The reality is that I could quote from nearly every page, so I am practicing intellectual restraint by quoting only the following. This passage led to me to wander back into my thought laboratory, hence why I am quoting it:
I have come across male commentators, for example, maintaining that professors who “prey upon” female students should (in certain cases) be treated as rapists. This is a radical departure from the Christian view of women as moral agents, and the high status of women in Western society is essentially bound up with such a view. As far as I can see, if we are unwilling to hold women strictly accountable for their actions, we have only one logical recourse available: a return to the ancient Roman legal doctrine that a woman is a perpetual minor.
The usual qualification: I am not saying there does not exist men–and women!–who are predators and who will, either through strength of body or mind or will or a combination, attempt to subjugate unwilling would-be victims. However, what needs to be acknowledged is that once a person reaches a certain age (though this age will vary depending upon a host of factors), if there is any amount of consensual activity, then both parties bear the moral burden of that activity, though one party may be more responsible/guilty than the other.

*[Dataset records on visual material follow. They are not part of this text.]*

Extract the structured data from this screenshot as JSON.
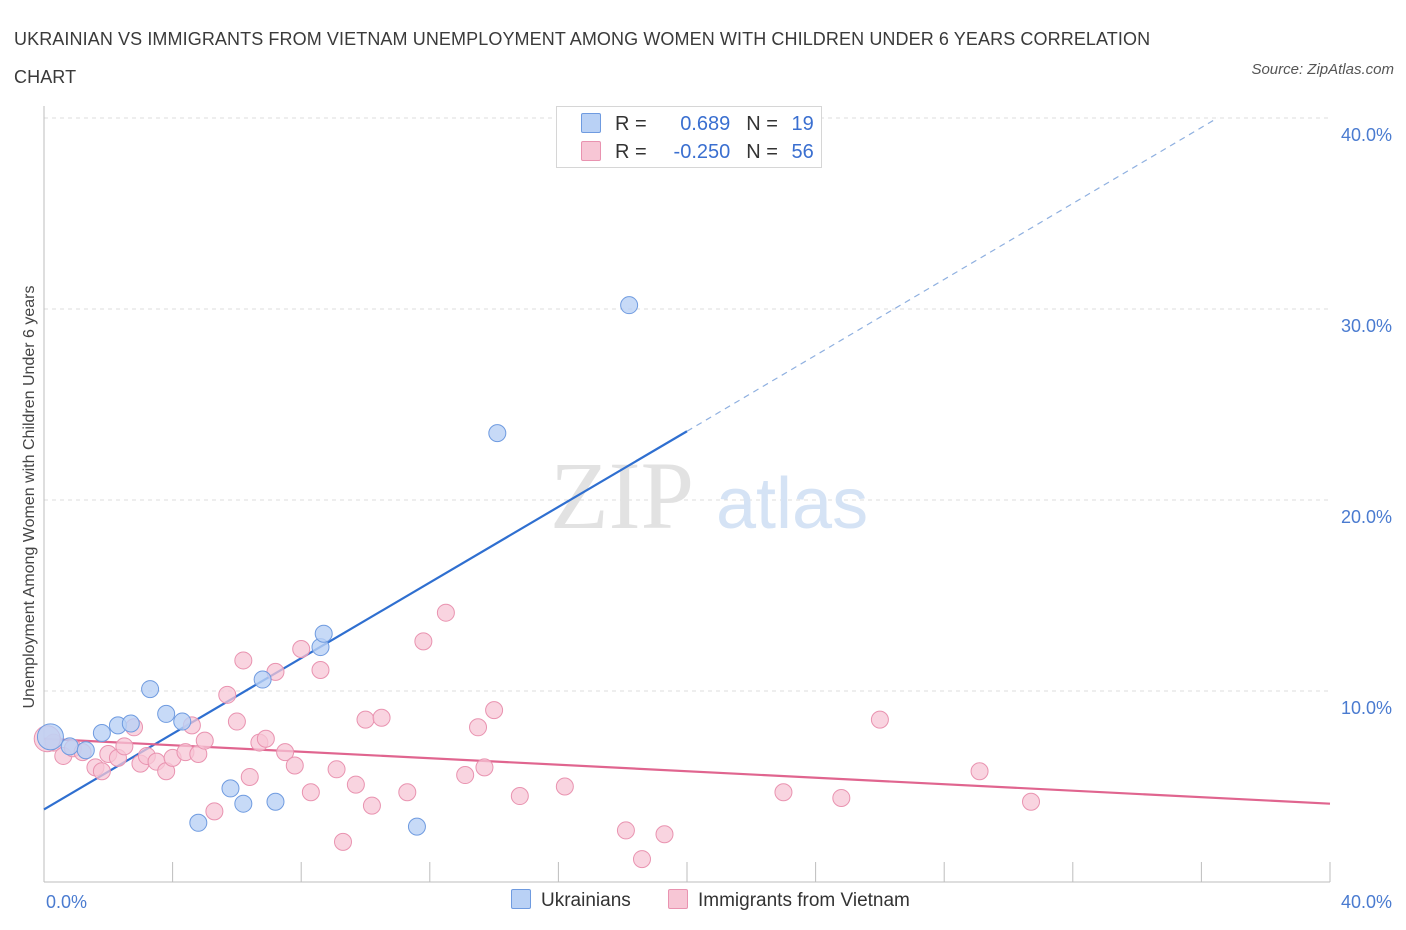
{
  "header": {
    "title": "UKRAINIAN VS IMMIGRANTS FROM VIETNAM UNEMPLOYMENT AMONG WOMEN WITH CHILDREN UNDER 6 YEARS CORRELATION CHART",
    "source": "Source: ZipAtlas.com"
  },
  "watermark": {
    "zip": "ZIP",
    "atlas": "atlas"
  },
  "legend": {
    "rows": [
      {
        "r_label": "R =",
        "r_value": "0.689",
        "n_label": "N =",
        "n_value": "19"
      },
      {
        "r_label": "R =",
        "r_value": "-0.250",
        "n_label": "N =",
        "n_value": "56"
      }
    ]
  },
  "colors": {
    "ukrainians_fill": "#b9d1f5",
    "ukrainians_stroke": "#6f9be0",
    "ukrainians_line": "#2f6fd0",
    "vietnam_fill": "#f7c6d5",
    "vietnam_stroke": "#e993b0",
    "vietnam_line": "#e0658f",
    "tick_text": "#4a7bd0"
  },
  "chart_data": {
    "type": "scatter",
    "title": "UKRAINIAN VS IMMIGRANTS FROM VIETNAM UNEMPLOYMENT AMONG WOMEN WITH CHILDREN UNDER 6 YEARS CORRELATION CHART",
    "xlabel": "",
    "ylabel": "Unemployment Among Women with Children Under 6 years",
    "xlim": [
      0,
      40
    ],
    "ylim": [
      0,
      40
    ],
    "x_tick_labels": [
      "0.0%",
      "40.0%"
    ],
    "y_ticks": [
      10,
      20,
      30,
      40
    ],
    "y_tick_labels": [
      "10.0%",
      "20.0%",
      "30.0%",
      "40.0%"
    ],
    "grid": true,
    "legend_position": "top-center",
    "series": [
      {
        "name": "Ukrainians",
        "points": [
          [
            0.2,
            7.6
          ],
          [
            0.8,
            7.1
          ],
          [
            1.3,
            6.9
          ],
          [
            1.8,
            7.8
          ],
          [
            2.3,
            8.2
          ],
          [
            2.7,
            8.3
          ],
          [
            3.3,
            10.1
          ],
          [
            3.8,
            8.8
          ],
          [
            4.3,
            8.4
          ],
          [
            4.8,
            3.1
          ],
          [
            5.8,
            4.9
          ],
          [
            6.2,
            4.1
          ],
          [
            6.8,
            10.6
          ],
          [
            7.2,
            4.2
          ],
          [
            8.6,
            12.3
          ],
          [
            8.7,
            13.0
          ],
          [
            11.6,
            2.9
          ],
          [
            14.1,
            23.5
          ],
          [
            18.2,
            30.2
          ]
        ],
        "trend": {
          "x0": 0,
          "y0": 3.8,
          "x1": 20,
          "y1": 23.6,
          "dashed_to_x": 36.5,
          "dashed_to_y": 40
        }
      },
      {
        "name": "Immigrants from Vietnam",
        "points": [
          [
            0.3,
            7.3
          ],
          [
            0.6,
            6.6
          ],
          [
            0.9,
            7.0
          ],
          [
            1.2,
            6.8
          ],
          [
            1.6,
            6.0
          ],
          [
            1.8,
            5.8
          ],
          [
            2.0,
            6.7
          ],
          [
            2.3,
            6.5
          ],
          [
            2.5,
            7.1
          ],
          [
            2.8,
            8.1
          ],
          [
            3.0,
            6.2
          ],
          [
            3.2,
            6.6
          ],
          [
            3.5,
            6.3
          ],
          [
            3.8,
            5.8
          ],
          [
            4.0,
            6.5
          ],
          [
            4.4,
            6.8
          ],
          [
            4.6,
            8.2
          ],
          [
            4.8,
            6.7
          ],
          [
            5.0,
            7.4
          ],
          [
            5.3,
            3.7
          ],
          [
            5.7,
            9.8
          ],
          [
            6.0,
            8.4
          ],
          [
            6.2,
            11.6
          ],
          [
            6.4,
            5.5
          ],
          [
            6.7,
            7.3
          ],
          [
            6.9,
            7.5
          ],
          [
            7.2,
            11.0
          ],
          [
            7.5,
            6.8
          ],
          [
            7.8,
            6.1
          ],
          [
            8.0,
            12.2
          ],
          [
            8.3,
            4.7
          ],
          [
            8.6,
            11.1
          ],
          [
            9.1,
            5.9
          ],
          [
            9.3,
            2.1
          ],
          [
            9.7,
            5.1
          ],
          [
            10.0,
            8.5
          ],
          [
            10.2,
            4.0
          ],
          [
            10.5,
            8.6
          ],
          [
            11.3,
            4.7
          ],
          [
            11.8,
            12.6
          ],
          [
            12.5,
            14.1
          ],
          [
            13.1,
            5.6
          ],
          [
            13.5,
            8.1
          ],
          [
            13.7,
            6.0
          ],
          [
            14.0,
            9.0
          ],
          [
            14.8,
            4.5
          ],
          [
            16.2,
            5.0
          ],
          [
            18.1,
            2.7
          ],
          [
            18.6,
            1.2
          ],
          [
            19.3,
            2.5
          ],
          [
            23.0,
            4.7
          ],
          [
            24.8,
            4.4
          ],
          [
            26.0,
            8.5
          ],
          [
            29.1,
            5.8
          ],
          [
            30.7,
            4.2
          ],
          [
            0.1,
            7.5
          ]
        ],
        "trend": {
          "x0": 0,
          "y0": 7.5,
          "x1": 40,
          "y1": 4.1
        }
      }
    ]
  }
}
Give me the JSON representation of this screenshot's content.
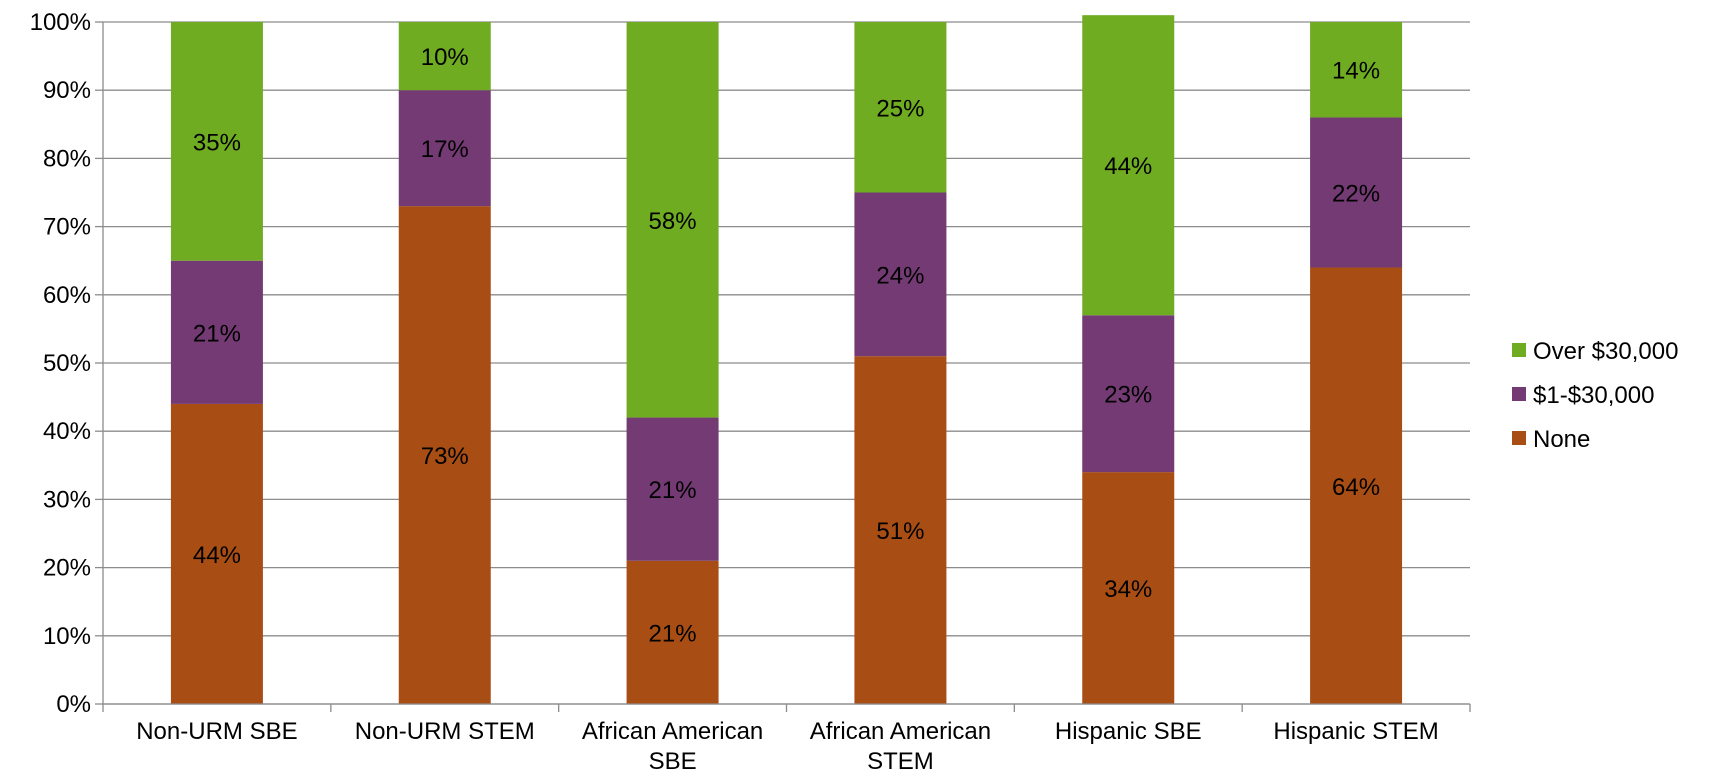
{
  "chart_data": {
    "type": "bar",
    "stacked": true,
    "percent_stacked": true,
    "categories": [
      [
        "Non-URM SBE"
      ],
      [
        "Non-URM STEM"
      ],
      [
        "African American",
        "SBE"
      ],
      [
        "African American",
        "STEM"
      ],
      [
        "Hispanic SBE"
      ],
      [
        "Hispanic STEM"
      ]
    ],
    "series": [
      {
        "name": "None",
        "color": "#A84E14",
        "values": [
          44,
          73,
          21,
          51,
          34,
          64
        ],
        "labels": [
          "44%",
          "73%",
          "21%",
          "51%",
          "34%",
          "64%"
        ]
      },
      {
        "name": "$1-$30,000",
        "color": "#733A73",
        "values": [
          21,
          17,
          21,
          24,
          23,
          22
        ],
        "labels": [
          "21%",
          "17%",
          "21%",
          "24%",
          "23%",
          "22%"
        ]
      },
      {
        "name": "Over $30,000",
        "color": "#6FAC22",
        "values": [
          35,
          10,
          58,
          25,
          44,
          14
        ],
        "labels": [
          "35%",
          "10%",
          "58%",
          "25%",
          "44%",
          "14%"
        ]
      }
    ],
    "ylim": [
      0,
      100
    ],
    "yticks": [
      0,
      10,
      20,
      30,
      40,
      50,
      60,
      70,
      80,
      90,
      100
    ],
    "ytick_labels": [
      "0%",
      "10%",
      "20%",
      "30%",
      "40%",
      "50%",
      "60%",
      "70%",
      "80%",
      "90%",
      "100%"
    ],
    "grid": true,
    "gridline_color": "#8C8C8C",
    "legend_position": "right",
    "legend_order": [
      "Over $30,000",
      "$1-$30,000",
      "None"
    ],
    "title": "",
    "xlabel": "",
    "ylabel": ""
  }
}
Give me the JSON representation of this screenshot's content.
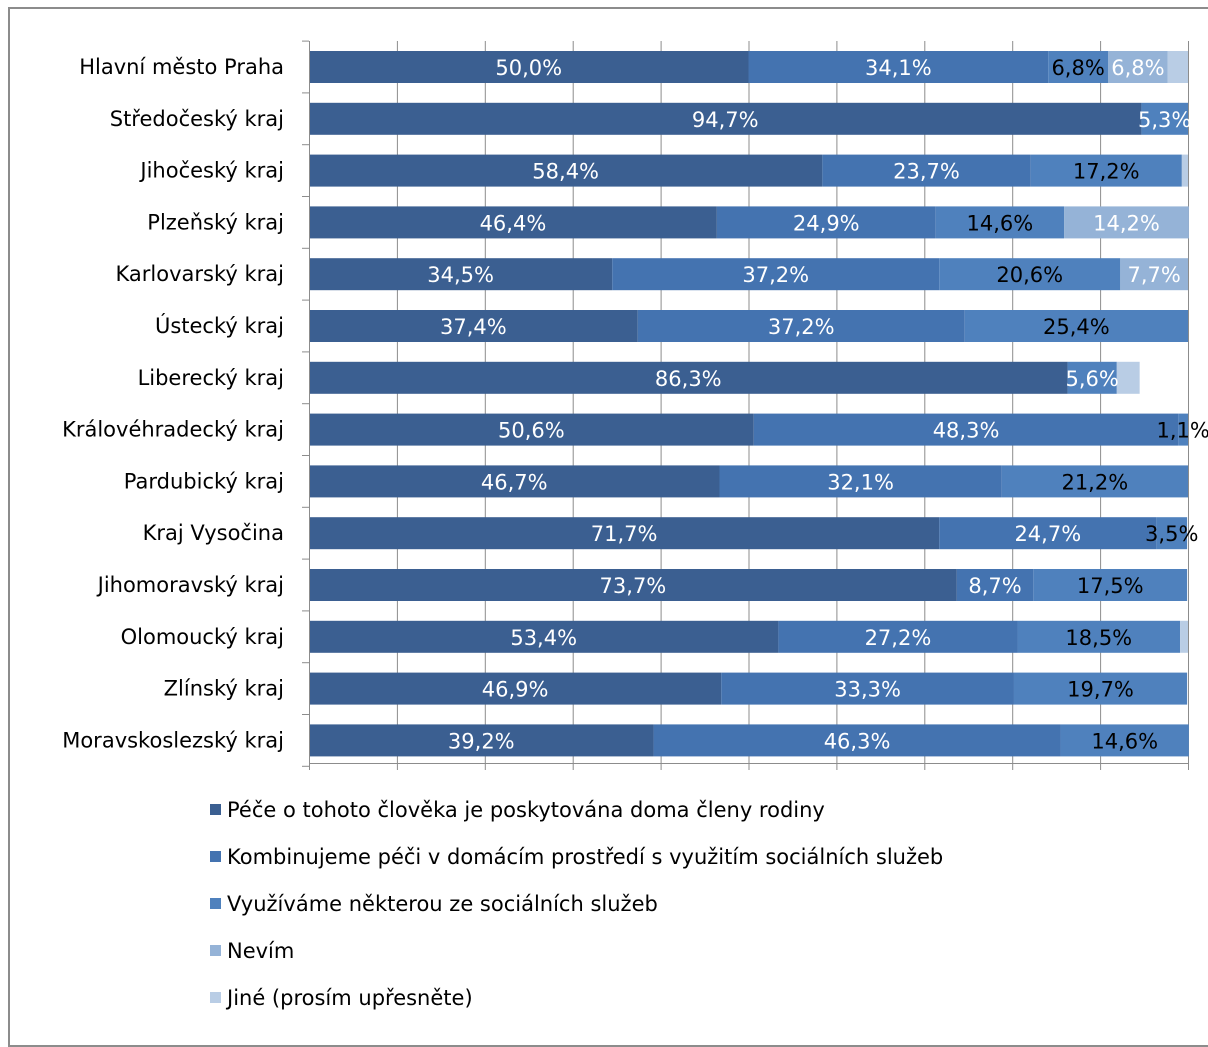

Let us take an example that no one who wants to keep his/her job and a respectable position in polite society will publicly discuss: campus date rape. There is a qualitative difference between the following scenarios: one, a man lurks in the shadows and physically overpowers a struggling woman on her way to the library or to her apartment and viciously tears away her clothing to insert forcibly his penis inside of her and, two, an alcohol-infused horny frat boy who went too far after a woman willingly came to his fraternity home and willingly separated herself from her female friends and willingly drank herself to oblivion and willingly went back with said frat boy to his bedroom. In the first scenario, the woman, according to most anyway, bears absolutely no responsibility for her actions and should be pitied accordingly. In the second, as unfortunate as the situation may be and as much as I, personally, do not care for frat boys, the woman bears some level of responsibility for abandoning all forms of prudence, especially given the ubiquity of such stories. However, the legal and moral environment in which we live today is one in which the woman in scenario two is absolved of all responsibility in the matter, putting her on the same moral and legal plane as the woman in scenario one, which is unjust and an insult to the woman in scenario one, especially if she happens to be someone who makes a point of avoiding potentially hazardous parties.
The aforementioned passage made me think the following: let us give women a full moral pass, absolving them of all moral agency, as if they were minors. In doing so, however, we need to try to be as consistent as we can; as minors they should not be allowed to do the following: own property, work beyond a strictly-set number of hours each week–and only in establishments suited for minors (e.g., neither corporations nor academia), take out loans, drive, vote, go to college, stay out past a certain time, and, in general, stick their noses in the affairs of men–the true adults of society. Of course, this would make things rather difficult if one wanted to marry a woman, but surely a little inconsistency could allowed for the survival of the species.